= Tony Rae (sailor) =

New Zealand sailor

Anthony Rae, also known as Trae, (born 26 June 1961) is a New Zealand sailor who has competed in the Volvo Ocean Race six times and the America's Cup seven times.

==Early years==
Rae attended Mount Roskill Grammar School.

==Sailing career==
After sailing on Lion New Zealand during the 1985–86 Whitbread Round the World Race, Rae joined the New Zealand Challenge that competed on KZ 7 at the 1987 Louis Vuitton Cup. He was then part of the crew on Steinlager 2 that won every leg in the 1989–90 Whitbread Round the World Race before racing on another winner, NZ Endeavour, in the 1993–94 event. He also competed with New Zealand Challenge in the 1992 Louis Vuitton Cup.
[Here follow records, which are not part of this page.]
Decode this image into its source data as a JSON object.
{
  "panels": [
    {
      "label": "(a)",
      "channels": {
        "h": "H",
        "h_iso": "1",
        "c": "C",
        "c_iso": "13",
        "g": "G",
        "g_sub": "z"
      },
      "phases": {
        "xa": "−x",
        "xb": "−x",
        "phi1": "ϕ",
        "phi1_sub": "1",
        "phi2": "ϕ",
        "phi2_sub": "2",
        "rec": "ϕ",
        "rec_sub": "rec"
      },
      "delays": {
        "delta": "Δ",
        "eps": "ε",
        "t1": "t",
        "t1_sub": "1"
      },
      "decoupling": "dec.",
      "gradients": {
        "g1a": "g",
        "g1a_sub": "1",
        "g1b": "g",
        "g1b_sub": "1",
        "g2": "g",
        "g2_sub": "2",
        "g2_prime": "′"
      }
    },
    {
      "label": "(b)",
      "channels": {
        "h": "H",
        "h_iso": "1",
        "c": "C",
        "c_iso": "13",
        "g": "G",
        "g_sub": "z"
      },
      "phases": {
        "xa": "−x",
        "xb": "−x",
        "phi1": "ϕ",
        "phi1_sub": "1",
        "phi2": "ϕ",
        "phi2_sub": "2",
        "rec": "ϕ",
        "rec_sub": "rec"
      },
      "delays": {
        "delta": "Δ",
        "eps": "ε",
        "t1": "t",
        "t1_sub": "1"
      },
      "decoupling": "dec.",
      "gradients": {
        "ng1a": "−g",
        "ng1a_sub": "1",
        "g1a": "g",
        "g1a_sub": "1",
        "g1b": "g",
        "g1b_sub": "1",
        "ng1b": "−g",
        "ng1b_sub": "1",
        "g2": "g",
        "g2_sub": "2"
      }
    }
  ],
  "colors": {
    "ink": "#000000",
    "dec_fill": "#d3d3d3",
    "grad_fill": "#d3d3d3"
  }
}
He was then onboard Team New Zealand when they won the 1995 America's Cup with Black Magic. He then returned to ocean sailing, being on board Innovation Kvaerner during the 1997–98 Whitbread Round the World Race, before rejoining Team New Zealand for the 2000 and 2003 America's Cups.

He was part of Team New Zealand as a mainsail trimmer when they won the 2007 Louis Vuitton Cup, before losing the 2007 America's Cup to Alinghi 2–5. He then was part of the team's entry into the 2011–12 Volvo Ocean Race, Camper Lifelovers, before the AC72 crew for the 2013 America's Cup, which Team New Zealand lost 8–9 to Oracle Racing.

He joined Team Vestas Wind for the 2014–15 Volvo Ocean Race, where he broke a rib before the start of leg 2. He competed in the 2017 World Masters Games with his father, Murray, before joining the New Zealand Sailing team in the Extreme Sailing Series.